Lors de la conférence virtuelle VentureBeats Transform 2022, David Shacochis, vice-président de la stratégie produit pour les entreprises chez Lumen, a animé une table ronde pour expliquer comment l’informatique de pointe transforme les cas d’utilisation et les stratégies de certains des véritables géants de l’industrie, à travers le matériel, les logiciels et les domaines des fournisseurs de services.
La discussion a également mis en vedette Chip Swisher, collègue de Shacochiss, qui dirige la pratique de l’Internet des objets (IoT) pour Lumen ; Rick Lievano, CTO pour l’industrie mondiale des télécommunications chez Microsoft ; et Dan OBrien, directeur général de HTC Vive.
Cycles d’évolution technologique
Shacochis a déclaré que la puissance de calcul a traversé des cycles évolutifs qui oscillent entre les modèles centralisés et distribués.

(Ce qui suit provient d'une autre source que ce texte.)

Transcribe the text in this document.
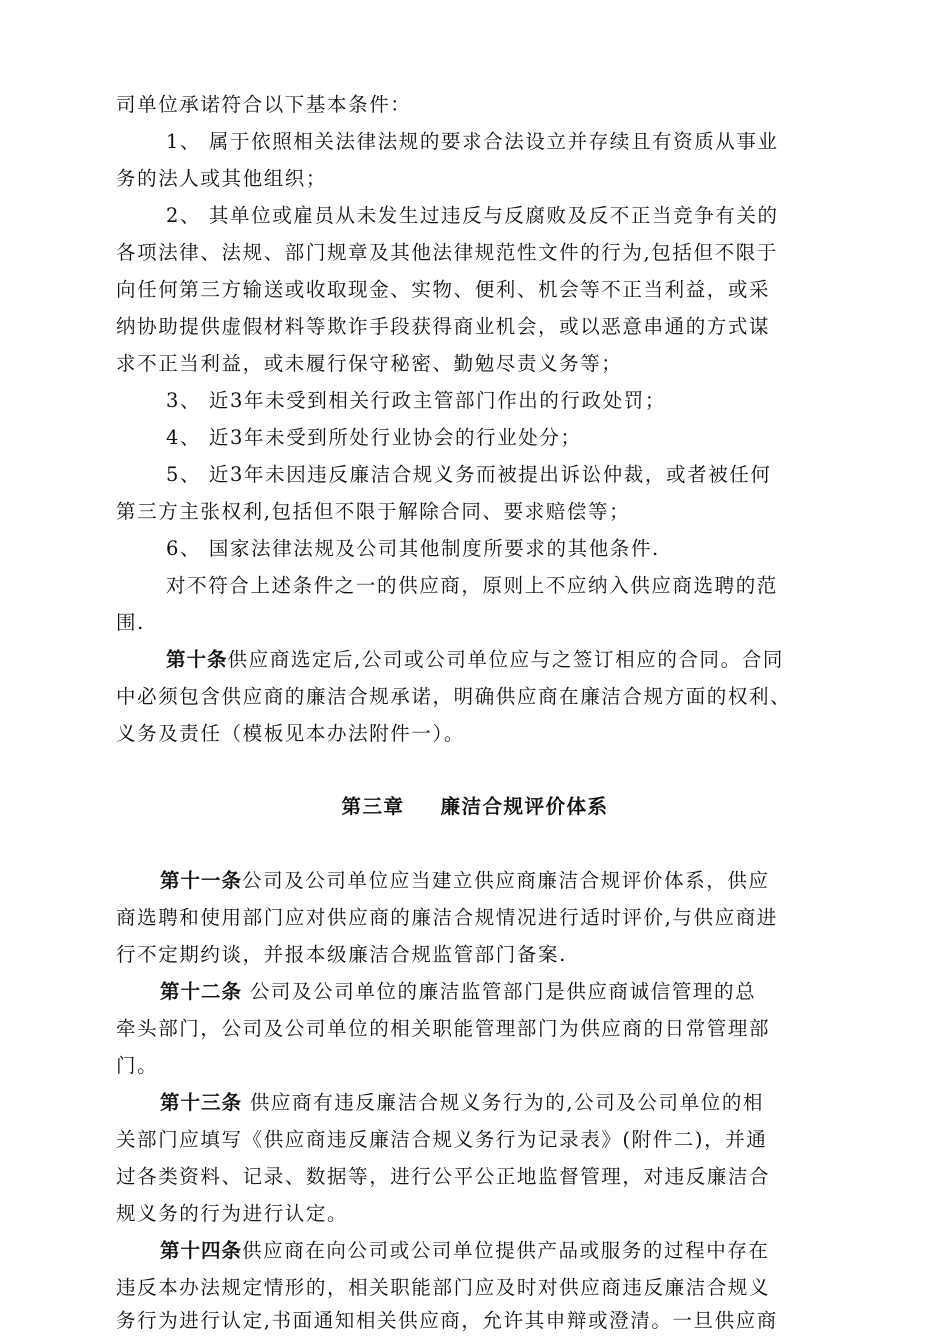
司单位承诺符合以下基本条件：
1、 属于依照相关法律法规的要求合法设立并存续且有资质从事业
务的法人或其他组织；
2、 其单位或雇员从未发生过违反与反腐败及反不正当竞争有关的
各项法律、法规、部门规章及其他法律规范性文件的行为,包括但不限于
向任何第三方输送或收取现金、实物、便利、机会等不正当利益，或采
纳协助提供虚假材料等欺诈手段获得商业机会，或以恶意串通的方式谋
求不正当利益，或未履行保守秘密、勤勉尽责义务等；
3、 近3年未受到相关行政主管部门作出的行政处罚；
4、 近3年未受到所处行业协会的行业处分；
5、 近3年未因违反廉洁合规义务而被提出诉讼仲裁，或者被任何
第三方主张权利,包括但不限于解除合同、要求赔偿等；
6、 国家法律法规及公司其他制度所要求的其他条件.
对不符合上述条件之一的供应商，原则上不应纳入供应商选聘的范
围.
第十条供应商选定后,公司或公司单位应与之签订相应的合同。合同
中必须包含供应商的廉洁合规承诺，明确供应商在廉洁合规方面的权利、
义务及责任（模板见本办法附件一）。
第三章 廉洁合规评价体系
第十一条公司及公司单位应当建立供应商廉洁合规评价体系，供应
商选聘和使用部门应对供应商的廉洁合规情况进行适时评价,与供应商进
行不定期约谈，并报本级廉洁合规监管部门备案.
第十二条 公司及公司单位的廉洁监管部门是供应商诚信管理的总
牵头部门，公司及公司单位的相关职能管理部门为供应商的日常管理部
门。
第十三条 供应商有违反廉洁合规义务行为的,公司及公司单位的相
关部门应填写《供应商违反廉洁合规义务行为记录表》(附件二)，并通
过各类资料、记录、数据等，进行公平公正地监督管理，对违反廉洁合
规义务的行为进行认定。
第十四条供应商在向公司或公司单位提供产品或服务的过程中存在
违反本办法规定情形的，相关职能部门应及时对供应商违反廉洁合规义
务行为进行认定,书面通知相关供应商，允许其申辩或澄清。一旦供应商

En regardant à travers les périodes de réalisations technologiques, Shacochis a déclaré que l’énergie à vapeur a permis aux industries de production de masse, tandis que la distribution électrique a alimenté l’économie industrielle moderne qui a provoqué l’aube de la puissance de calcul dans le microtraitement. Ceci, a-t-il dit, a conduit à ce jour et à ce qu’on appelle la quatrième révolution industrielle.
Il a en outre noté que l’aube du mainframe est l’aube originale de la puissance de calcul, distribuée aux modèles de serveur client, puis regroupée vers le cloud et ramenant toute la logique métier dans des postures plus centralisées.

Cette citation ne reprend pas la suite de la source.